Case Study 1.1: Priya's Monday Morning

The Situation

Priya Okonkwo has been a junior analyst at Acme Corp for 18 months. Her official job title is "Business Intelligence Analyst," which in practice means she is the person who generates the weekly sales report that Sandra Chen, VP of Sales, reads every Monday morning.

The report covers: - Total sales by region (Chicago, Cincinnati, Nashville, St. Louis) - Top 10 products by revenue for the week - Week-over-week and month-to-date comparison - A summary chart showing regional performance trends

The raw data comes from four CSV exports — one per region — that Marcus Webb schedules to land in a shared network folder by 6:30 AM every Monday.

The Current Process

Priya's Monday morning routine, documented step by step:

6:45 AM — Arrives early. Opens the network folder.

6:50 AM — Opens each of the four CSV files. Notes immediately that Nashville exported with column headers in a different order than usual. (This happens roughly once a month.)

7:00 AM — Opens the "master" Excel workbook, which she built by hand six months ago. Copies the data from each CSV into the appropriate sheet, making sure to paste as "values only" to avoid breaking the formulas.

7:20 AM — Fixes the Nashville data: manually reorders the columns to match the expected format.

7:25 AM — Refreshes the pivot tables. One of them breaks — the pivot table source range needs to be extended to include the new rows. Updates the range.

7:35 AM — Checks the week-over-week totals manually against last week's numbers. They're $47,000 higher than expected. Investigates. Finds that a large Chicago order was entered with a date two weeks in the past, causing it to appear in this week's data even though it's not a new sale.

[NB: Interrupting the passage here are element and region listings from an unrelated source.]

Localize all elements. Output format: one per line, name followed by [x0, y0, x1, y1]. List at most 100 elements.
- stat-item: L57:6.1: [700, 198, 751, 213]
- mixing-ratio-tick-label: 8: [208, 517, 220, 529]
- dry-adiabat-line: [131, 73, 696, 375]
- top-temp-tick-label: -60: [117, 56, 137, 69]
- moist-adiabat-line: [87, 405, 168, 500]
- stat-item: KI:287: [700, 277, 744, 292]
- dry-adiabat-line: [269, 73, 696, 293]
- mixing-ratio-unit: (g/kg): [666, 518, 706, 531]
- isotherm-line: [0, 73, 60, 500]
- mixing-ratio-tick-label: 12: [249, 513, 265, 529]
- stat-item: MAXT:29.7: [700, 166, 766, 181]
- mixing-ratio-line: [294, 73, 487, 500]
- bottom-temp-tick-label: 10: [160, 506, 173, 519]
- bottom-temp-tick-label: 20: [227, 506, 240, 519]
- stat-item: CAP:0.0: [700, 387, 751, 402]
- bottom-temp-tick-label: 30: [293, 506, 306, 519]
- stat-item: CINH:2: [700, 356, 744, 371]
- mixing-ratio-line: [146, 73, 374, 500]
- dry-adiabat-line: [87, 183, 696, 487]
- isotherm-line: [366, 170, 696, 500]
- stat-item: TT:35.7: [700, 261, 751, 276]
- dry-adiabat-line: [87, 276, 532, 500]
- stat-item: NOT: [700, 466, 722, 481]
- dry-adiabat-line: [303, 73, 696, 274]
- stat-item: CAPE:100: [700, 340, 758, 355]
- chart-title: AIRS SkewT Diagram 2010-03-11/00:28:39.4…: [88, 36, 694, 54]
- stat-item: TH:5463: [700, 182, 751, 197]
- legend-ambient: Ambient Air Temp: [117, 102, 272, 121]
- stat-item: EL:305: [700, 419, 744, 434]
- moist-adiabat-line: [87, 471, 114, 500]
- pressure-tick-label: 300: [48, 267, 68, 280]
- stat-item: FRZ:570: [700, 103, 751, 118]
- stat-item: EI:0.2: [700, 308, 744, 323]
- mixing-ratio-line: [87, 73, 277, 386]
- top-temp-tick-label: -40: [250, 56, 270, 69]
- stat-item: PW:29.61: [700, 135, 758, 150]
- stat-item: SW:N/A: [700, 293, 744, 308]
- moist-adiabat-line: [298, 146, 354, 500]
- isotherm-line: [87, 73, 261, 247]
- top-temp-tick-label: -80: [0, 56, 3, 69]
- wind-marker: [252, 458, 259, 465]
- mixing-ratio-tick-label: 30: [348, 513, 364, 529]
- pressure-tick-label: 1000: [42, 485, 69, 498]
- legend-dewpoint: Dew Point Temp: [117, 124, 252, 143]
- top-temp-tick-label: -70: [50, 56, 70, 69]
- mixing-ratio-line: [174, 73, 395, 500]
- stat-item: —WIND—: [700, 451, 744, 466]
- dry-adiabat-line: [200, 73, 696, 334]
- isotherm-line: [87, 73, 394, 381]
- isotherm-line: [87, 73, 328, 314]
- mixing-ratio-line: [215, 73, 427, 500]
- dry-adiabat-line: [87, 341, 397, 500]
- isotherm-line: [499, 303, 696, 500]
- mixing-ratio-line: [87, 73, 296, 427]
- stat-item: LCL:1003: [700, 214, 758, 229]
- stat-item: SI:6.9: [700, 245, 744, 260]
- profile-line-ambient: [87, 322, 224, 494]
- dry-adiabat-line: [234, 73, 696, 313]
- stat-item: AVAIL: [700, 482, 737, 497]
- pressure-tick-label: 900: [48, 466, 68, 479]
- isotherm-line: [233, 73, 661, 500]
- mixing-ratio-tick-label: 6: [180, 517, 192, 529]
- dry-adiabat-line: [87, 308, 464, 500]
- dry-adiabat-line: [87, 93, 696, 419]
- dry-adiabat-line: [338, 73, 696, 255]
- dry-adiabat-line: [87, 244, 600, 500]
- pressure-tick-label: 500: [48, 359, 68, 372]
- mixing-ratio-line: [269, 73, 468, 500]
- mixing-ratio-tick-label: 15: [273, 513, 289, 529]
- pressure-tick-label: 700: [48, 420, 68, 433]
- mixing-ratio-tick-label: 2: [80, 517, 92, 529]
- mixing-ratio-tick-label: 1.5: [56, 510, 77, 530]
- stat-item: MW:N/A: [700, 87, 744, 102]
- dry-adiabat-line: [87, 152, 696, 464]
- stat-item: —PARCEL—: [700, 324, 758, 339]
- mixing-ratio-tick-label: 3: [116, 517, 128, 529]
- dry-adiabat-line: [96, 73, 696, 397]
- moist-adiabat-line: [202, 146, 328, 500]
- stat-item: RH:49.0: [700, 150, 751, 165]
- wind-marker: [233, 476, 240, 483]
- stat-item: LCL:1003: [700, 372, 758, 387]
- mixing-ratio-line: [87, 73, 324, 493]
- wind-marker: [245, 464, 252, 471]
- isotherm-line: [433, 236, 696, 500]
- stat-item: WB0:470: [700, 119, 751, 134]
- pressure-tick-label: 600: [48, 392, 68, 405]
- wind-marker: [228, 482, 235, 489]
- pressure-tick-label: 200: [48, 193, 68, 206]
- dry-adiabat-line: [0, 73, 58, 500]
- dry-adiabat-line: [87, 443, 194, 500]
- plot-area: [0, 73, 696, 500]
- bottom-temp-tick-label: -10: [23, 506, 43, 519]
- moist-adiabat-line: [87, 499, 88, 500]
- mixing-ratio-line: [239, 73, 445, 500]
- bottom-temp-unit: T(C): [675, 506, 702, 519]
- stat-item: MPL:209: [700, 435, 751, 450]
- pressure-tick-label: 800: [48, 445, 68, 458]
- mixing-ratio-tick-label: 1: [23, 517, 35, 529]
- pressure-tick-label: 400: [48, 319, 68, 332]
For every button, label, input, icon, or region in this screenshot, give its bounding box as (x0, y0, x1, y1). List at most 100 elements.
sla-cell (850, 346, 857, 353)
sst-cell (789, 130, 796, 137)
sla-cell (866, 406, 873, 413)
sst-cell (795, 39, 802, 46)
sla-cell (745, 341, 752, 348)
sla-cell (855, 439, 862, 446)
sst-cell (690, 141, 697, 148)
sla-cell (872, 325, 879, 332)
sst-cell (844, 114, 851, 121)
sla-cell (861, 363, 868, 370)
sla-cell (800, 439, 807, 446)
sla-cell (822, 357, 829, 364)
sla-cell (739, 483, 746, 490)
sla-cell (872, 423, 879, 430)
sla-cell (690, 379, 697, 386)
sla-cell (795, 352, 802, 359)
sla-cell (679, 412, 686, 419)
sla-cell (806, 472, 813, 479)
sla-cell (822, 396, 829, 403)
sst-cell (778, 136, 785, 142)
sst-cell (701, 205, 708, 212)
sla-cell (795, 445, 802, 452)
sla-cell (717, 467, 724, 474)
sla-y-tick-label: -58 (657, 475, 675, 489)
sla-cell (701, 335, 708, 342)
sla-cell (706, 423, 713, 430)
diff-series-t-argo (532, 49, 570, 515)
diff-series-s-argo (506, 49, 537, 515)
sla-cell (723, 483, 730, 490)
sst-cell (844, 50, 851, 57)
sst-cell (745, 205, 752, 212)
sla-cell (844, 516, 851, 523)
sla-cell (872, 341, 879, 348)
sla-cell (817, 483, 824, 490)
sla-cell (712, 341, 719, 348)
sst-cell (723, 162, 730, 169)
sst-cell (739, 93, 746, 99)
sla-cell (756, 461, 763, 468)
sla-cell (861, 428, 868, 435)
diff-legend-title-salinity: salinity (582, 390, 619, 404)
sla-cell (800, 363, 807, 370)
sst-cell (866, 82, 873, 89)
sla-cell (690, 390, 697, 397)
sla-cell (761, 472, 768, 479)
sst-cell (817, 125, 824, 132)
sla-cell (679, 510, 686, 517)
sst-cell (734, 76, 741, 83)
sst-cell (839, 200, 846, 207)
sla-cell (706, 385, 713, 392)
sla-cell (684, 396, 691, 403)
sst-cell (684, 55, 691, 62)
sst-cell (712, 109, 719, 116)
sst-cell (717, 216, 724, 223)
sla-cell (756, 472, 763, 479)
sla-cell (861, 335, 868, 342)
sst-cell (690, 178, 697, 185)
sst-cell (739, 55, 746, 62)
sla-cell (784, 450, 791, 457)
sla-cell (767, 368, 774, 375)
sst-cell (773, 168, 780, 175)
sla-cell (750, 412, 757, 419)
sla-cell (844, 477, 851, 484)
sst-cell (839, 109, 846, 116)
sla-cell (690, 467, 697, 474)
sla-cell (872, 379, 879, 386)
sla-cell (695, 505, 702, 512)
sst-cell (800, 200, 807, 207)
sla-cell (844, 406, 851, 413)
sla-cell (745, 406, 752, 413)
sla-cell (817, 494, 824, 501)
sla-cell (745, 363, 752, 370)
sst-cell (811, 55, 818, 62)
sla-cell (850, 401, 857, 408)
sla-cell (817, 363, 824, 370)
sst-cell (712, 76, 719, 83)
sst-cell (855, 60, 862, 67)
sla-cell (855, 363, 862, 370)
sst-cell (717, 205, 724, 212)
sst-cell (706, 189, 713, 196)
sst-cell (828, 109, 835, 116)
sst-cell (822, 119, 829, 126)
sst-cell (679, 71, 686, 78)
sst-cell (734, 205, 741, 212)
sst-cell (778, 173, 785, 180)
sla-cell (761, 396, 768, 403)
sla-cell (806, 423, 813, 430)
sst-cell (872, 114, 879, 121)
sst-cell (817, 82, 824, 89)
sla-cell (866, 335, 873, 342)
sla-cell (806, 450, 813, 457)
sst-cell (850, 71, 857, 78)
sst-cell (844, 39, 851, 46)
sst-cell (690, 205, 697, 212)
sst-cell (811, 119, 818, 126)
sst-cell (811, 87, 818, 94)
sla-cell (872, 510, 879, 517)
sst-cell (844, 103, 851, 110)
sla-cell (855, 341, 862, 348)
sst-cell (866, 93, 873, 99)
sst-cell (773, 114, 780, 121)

7:55 AM — Makes a judgment call: emails Marcus to flag the data issue, manually excludes the order from this week's report.

8:05 AM — Updates the charts. The summary chart requires manual data entry into a lookup table.

8:20 AM — Formats the report: column widths, number formats, color coding for regions that hit quota (green) vs. those that missed (red).

8:40 AM — Sends the report to Sandra and the regional VPs, with a note about the Chicago data anomaly.

Total time: approximately 2 hours.

The Problems

Time cost: 2 hours × 52 weeks = 104 hours per year, or roughly 13 full working days. Just for this one report.

Knowledge dependency: When Priya was sick for a week in March, the report was not produced. No one else knew how to do it correctly.

Error risk: The manual steps — copying and pasting, adjusting pivot ranges, manually entering chart data — introduce opportunities for error at every stage. Priya is good at this, but she's human.

Audit trail: If someone later asks "how did you calculate that regional total?", the answer is a series of manual steps that no longer exist in a traceable form.

Data quality: The Nashville column order issue and the Chicago date error are not unusual. Data from real systems is messy, and manual handling of that messiness is unreliable and invisible.

What Python Would Do

Here's what Priya's Python script (written once, run every Monday with one command) would do:

# Conceptual outline — the code covered in Part 2 makes this real

# 1. Load all four CSV files from the network folder automatically
# 2. Standardize column names across all files
# 3. Combine into one unified dataset
# 4. Apply business rules:
#    - Flag orders with dates more than 5 days old as "historical" and exclude from weekly totals
#    - Log anomalies to an audit file
# 5. Calculate regional totals, top products, WoW and MTD comparisons
# 6. Write a formatted Excel workbook with charts
# 7. Optionally: draft and send the email with the workbook attached

Time cost after automation: 45–90 seconds.

Knowledge dependency: Any team member can run the script.

Error risk: The same logic runs every time. The script doesn't get tired, doesn't paste in the wrong range, doesn't forget to extend the pivot table.

Audit trail: The code is the audit trail.

Data quality: Anomalies are flagged automatically and logged to a file that Marcus and Priya can review.

The Learning Curve

It took Priya about 15 hours of Python work — spread across three weekends — to build the first working version of this script. The first version had bugs. The second version was better. The third version was the one she trusted enough to actually use on Monday morning.

By month three, she had enhanced it: the script now sends the email automatically when Sandra's name is in the To field and the report attaches correctly. By month six, she had added anomaly detection that emails Marcus directly when something looks wrong — before the report even goes out.

Her Monday mornings now start at 7:45 AM.

Discussion Questions

  1. What is the true cost of Priya's 2-hour Monday morning process, measured in time, risk, and organizational resilience?

  2. At what point does the 15-hour Python investment break even, compared to the 104-hour annual manual cost?

  3. Priya's script automates the "what" but still requires human judgment for anomalies (like the Chicago date issue). How should a system handle the boundary between automation and human decision-making?

  4. What other tasks in Priya's role might be candidates for similar automation?

  5. If Priya's manager saw this case study, what concerns might she have about automating Priya's core task? How would you address them?